İnsanlara nasıl davranacağımız, onların problemlerine ne şekilde karşılık vereceğimiz hep kültürel aktarımlarla ortaya çıkar. Farklı kültürel referanslara sahip iki insan da, isterlerse ortak amaçla hareket edebilirler. Bir defasında kadın erkekle sinemaya giderse, başka bir defa erkek kadınla alışverişe çıkabilir. İletişim çeşitliliği gerektirir. Eğer insanlar tek tip yaratılsaydı iletişim de olmazdı. Aralarında etkileşim ve iletişim olabilmesi için gruplar halinde yaratılmışlardır.
İletişimin iki türü vardır: Biri enformasyon ( bilgi aktarımı), diğeri ise communication ( etkileşim yâni iki taraflı bilgi aktarımı). Enformasyon, otoriter toplumlarda olur ve emirleri tek taraf verir. Halbuki doğru olan emretmek değil, fikir vermektir. İki tarafın karşılıklı fikri ortaya çıkarsa, beraber çözüm üretmek zor değildir.
Kültürel değerlerin aktarılması, kültürel sembollerle olur. Din, para, sanat, töre kültürel sembollerdir. Meselâ, Anadolu coğrafyasında yüzyıllar boyunca çok farklı medeniyetler yaşadığı halde, töre cinayetleri engellenememiştir. Bunlar din kurumunun hatası değil, çağlar öncesinden bu yana, grubun kendini koruma refleksidir. Fakat asırlar içinde, insanlığın gelişmesine paralel olarak, bu yanlışın da değişmesi gerekirdi. Ama bu davranış biçimine bazı alt kültür gruplarında hâlâ rastlanmaktadır.
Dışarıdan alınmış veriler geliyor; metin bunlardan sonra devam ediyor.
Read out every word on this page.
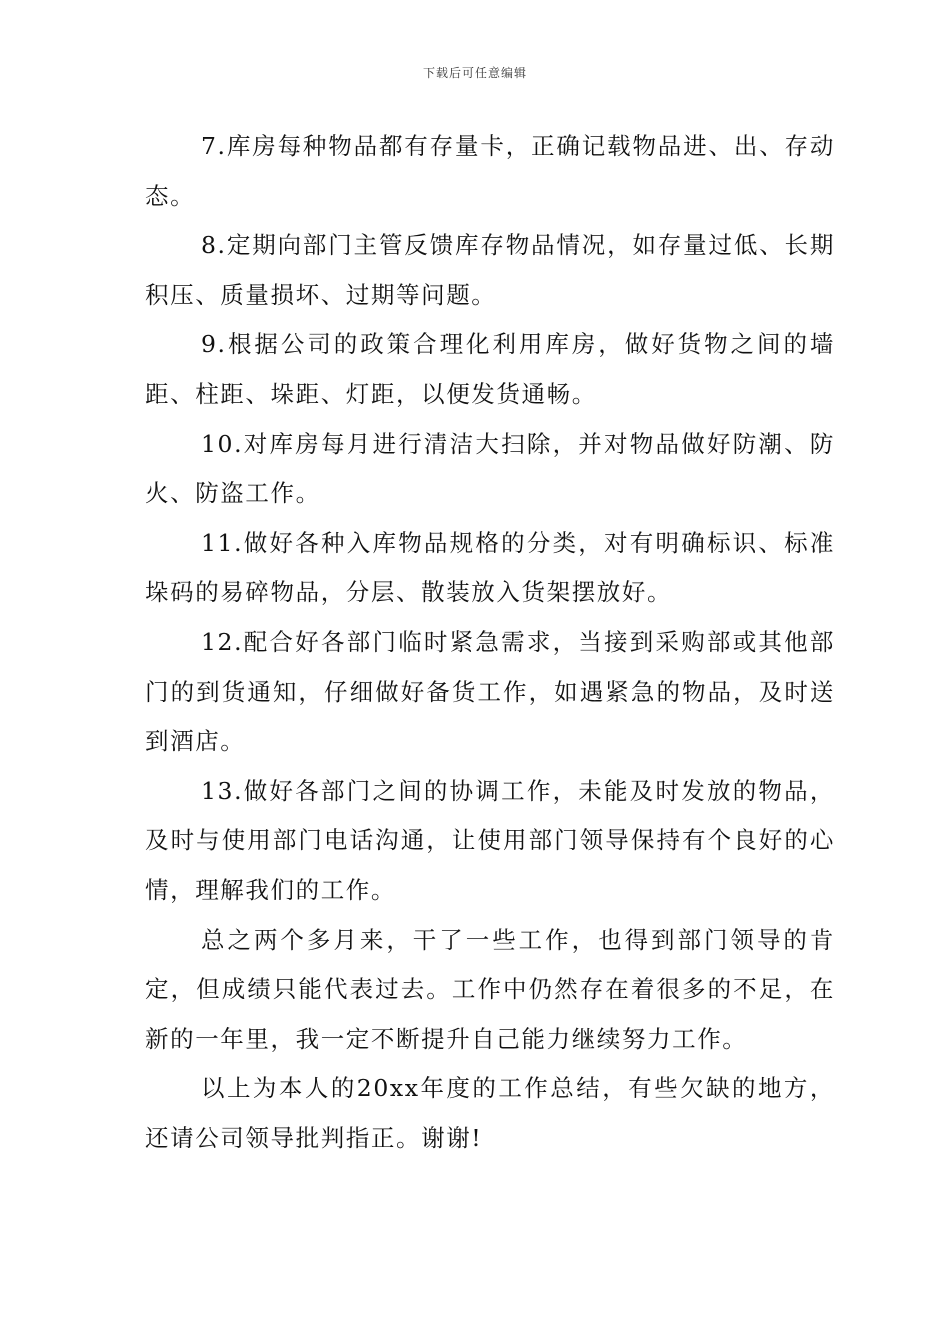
下载后可任意编辑

7.库房每种物品都有存量卡，正确记载物品进、出、存动态。

8.定期向部门主管反馈库存物品情况，如存量过低、长期积压、质量损坏、过期等问题。

9.根据公司的政策合理化利用库房，做好货物之间的墙距、柱距、垛距、灯距，以便发货通畅。

10.对库房每月进行清洁大扫除，并对物品做好防潮、防火、防盗工作。

11.做好各种入库物品规格的分类，对有明确标识、标准垛码的易碎物品，分层、散装放入货架摆放好。

12.配合好各部门临时紧急需求，当接到采购部或其他部门的到货通知，仔细做好备货工作，如遇紧急的物品，及时送到酒店。

13.做好各部门之间的协调工作，未能及时发放的物品，及时与使用部门电话沟通，让使用部门领导保持有个良好的心情，理解我们的工作。

总之两个多月来，干了一些工作，也得到部门领导的肯定，但成绩只能代表过去。工作中仍然存在着很多的不足，在新的一年里，我一定不断提升自己能力继续努力工作。

以上为本人的20xx年度的工作总结，有些欠缺的地方，还请公司领导批判指正。谢谢!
Bu olguya, ceza ya da baskıyla yaklaşmak yerine, onlara çağdaş değerler, demokrasinin, farklı fikirlerin, iyi insan olmak için baskı ve şiddetten uzak durmanın yolları anlatılmalıdır. Kültürel değişim gerektiren bu olay, baskıyla çözülemez. İnsanlar, baskı yapıldığında kabuklarına çekilir, illegal yollara saparlar. Yâni töre savunmaya geçer.
Mesela, Kıbrıs’la Orta Asya bu hale güzel bir örnektir. Adı geçen iki yerde de kültürel değişim politikası uygulanmış, fakat Kıbrıs’ta İngilizler bunu özgürlük içinde uyguladıklarından orada Türk kimliği hemen hemen kalmamıştır. Şimdi Ada’daki insanların pek çoğu Rumlar gibi yaşamakta ve İngilizlere hayranlık duymaktadır. Buna karşılık Rusya’da değişim için baskı yolu seçildiğinden, insanlar savunmaya geçmiş, hiçbir dini bilgi almadıkları halde, bu duyguları devam etmiştir. Serbestlik sağlandığında, inançlarına daha büyük bir arzuyla yeniden sarılmışlardır. Kısacası baskı ve şiddetle sonuç alınmaz. Yanlış töreler, eğitim seferberliğiyle insanların bunu sorgulamasıyla düzelir. Yapılanların yanlışlığı bu insanlara anladıkları dille anlatılmalıdır. Onların anladığı dil ise asla baskı ve şiddet dili değildir.